I saw an apraxic struggle. I saw a nonverbal student being pushed through a door in a frenzy of movement, everyone shouting at the same time, bent over with hands thrusting at his back, pushing against the doorframe and struggling to stay upright. I saw too much, too much.

I saw a blur of movement and sounds coming at me from every direction, I saw the ceiling the doorframe the floor somebody's hands everyone shouting. I saw the final thrust through the door, met with bright lights and cheering, everyone applauding the nice save! 

I saw dizzy and disoriented. 

I saw what he saw.

I saw a classmate who couldn't respond to prompts because they were coming too fast, and who couldn't comply because everything was being thrown at him at once.

He slumped against the gym wall and slammed his head back. The act was met with a sharp reprimand from a bystanding aide. And I know what they saw.

They saw defiance. Headbanging behavior. A tantrum.

I saw a student trying to block out external input. I saw. Everyone else gawked and chattered as the other kids did the warm-ups. I stood by helplessly.

I saw a humiliated man sitting against a wall in a corner, helpless and outnumbered, with no way to communicate.

 I saw what he saw, the flash of students flying all around me and I saw people surrounding me, cheering, cheering for the aide as though it was some big victory to drag a student back into a classroom. I saw the world whirling around my head and it hitting the wall just to drown out the noise. 

I saw that nobody was asking themselves how he might feel. I didn't just see the defeat, though, the lack of dignity or respect; I saw humiliation. Oh, yes, I saw. Pain.

I watched in horror. I felt for him. I felt with him. An aide, concerned that I had left, asked me if I was ok. Then she smiled at me knowingly. Chuckled, "He's having a little fit."

No. That's not what I saw.

I saw an overwhelmed student trying to escape a hostile environment. An attempt to find a safe place, or a bathroom, or some water. 

I saw a hasty and disjointed "rescue" that fried his emotions and ability to think. I saw visual, auditory, vestibular and tactile input slam him like a truck. I saw vestibular upheaval, and I saw desperation and fear and frustration because nobody understood, not one of them. 

They saw a fit. 

They didn't see what I saw.


I know, I mouthed across the aisle. It's ok. I know. He smiled back at me.

I know. 

The bus engine rumbled, and we began to pull out of the lot. They were still talking about him, imputing motives based on their own experience. I knew that he could hear them. That they didn't really care. That it wasn't my place to correct them. To try and educate them. Not the student's place.

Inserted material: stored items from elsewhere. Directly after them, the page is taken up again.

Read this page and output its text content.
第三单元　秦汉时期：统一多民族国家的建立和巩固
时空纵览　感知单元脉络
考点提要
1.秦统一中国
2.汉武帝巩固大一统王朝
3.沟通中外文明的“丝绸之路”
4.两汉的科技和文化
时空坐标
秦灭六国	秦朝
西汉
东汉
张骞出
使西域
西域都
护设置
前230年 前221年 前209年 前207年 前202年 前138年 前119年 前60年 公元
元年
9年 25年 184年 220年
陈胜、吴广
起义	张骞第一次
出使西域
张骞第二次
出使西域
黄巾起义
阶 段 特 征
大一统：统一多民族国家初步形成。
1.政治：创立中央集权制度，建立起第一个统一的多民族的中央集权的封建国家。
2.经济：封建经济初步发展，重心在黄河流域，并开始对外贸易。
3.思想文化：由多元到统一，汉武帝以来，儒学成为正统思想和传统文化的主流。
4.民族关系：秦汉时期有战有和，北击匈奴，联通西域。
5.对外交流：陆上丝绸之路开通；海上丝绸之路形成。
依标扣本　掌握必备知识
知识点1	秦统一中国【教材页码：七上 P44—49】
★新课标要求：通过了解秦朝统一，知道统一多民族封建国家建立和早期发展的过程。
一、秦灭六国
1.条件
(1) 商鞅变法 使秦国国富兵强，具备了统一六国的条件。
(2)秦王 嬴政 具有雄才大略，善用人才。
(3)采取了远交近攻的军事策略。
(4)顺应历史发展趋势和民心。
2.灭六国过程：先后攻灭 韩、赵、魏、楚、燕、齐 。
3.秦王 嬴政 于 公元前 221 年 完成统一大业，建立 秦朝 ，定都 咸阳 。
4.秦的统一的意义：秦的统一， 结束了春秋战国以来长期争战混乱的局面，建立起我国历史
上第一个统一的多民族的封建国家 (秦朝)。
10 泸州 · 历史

 I saw the look on his face, and I knew that nobody understood. 

He sat alone, leaning against the vinyl of his seat, his expression fraught with distress, his eyebrows knit. I knew that they were fine, and they could sit there and casually theorize about it, but that he was still coming down. I saw the look in his eyes. I didn't know what to say. 

I saw his hand, resting on the seat. Hesitating, I leaned into the aisle and placed mine next to it. I didn't know how else to say I support you.

His thumb wrapped itself around two of my fingers, and for a moment it was like that. Then he lifted his hand and took mine in it.

I squeezed. I know.

We stayed that way for about a minute. The bus rumbled down the street, curving around the corners, my hand in his. 

They said I helped calm him down. Sometimes people underestimate what it means to acknowledge someone's humanity. To see it. I don't know what they thought my gesture was, but we knew what it was. A show of solidarity. A quiet one, not a trumpeting fanfare, but a whisper. I know.

This is what I saw. Very different from what the teachers saw.

I don’t know exactly what he saw. I believe that it was terrifying.

But I hope . . . I hope . . . that after the terror . . . I hope that he saw a friend.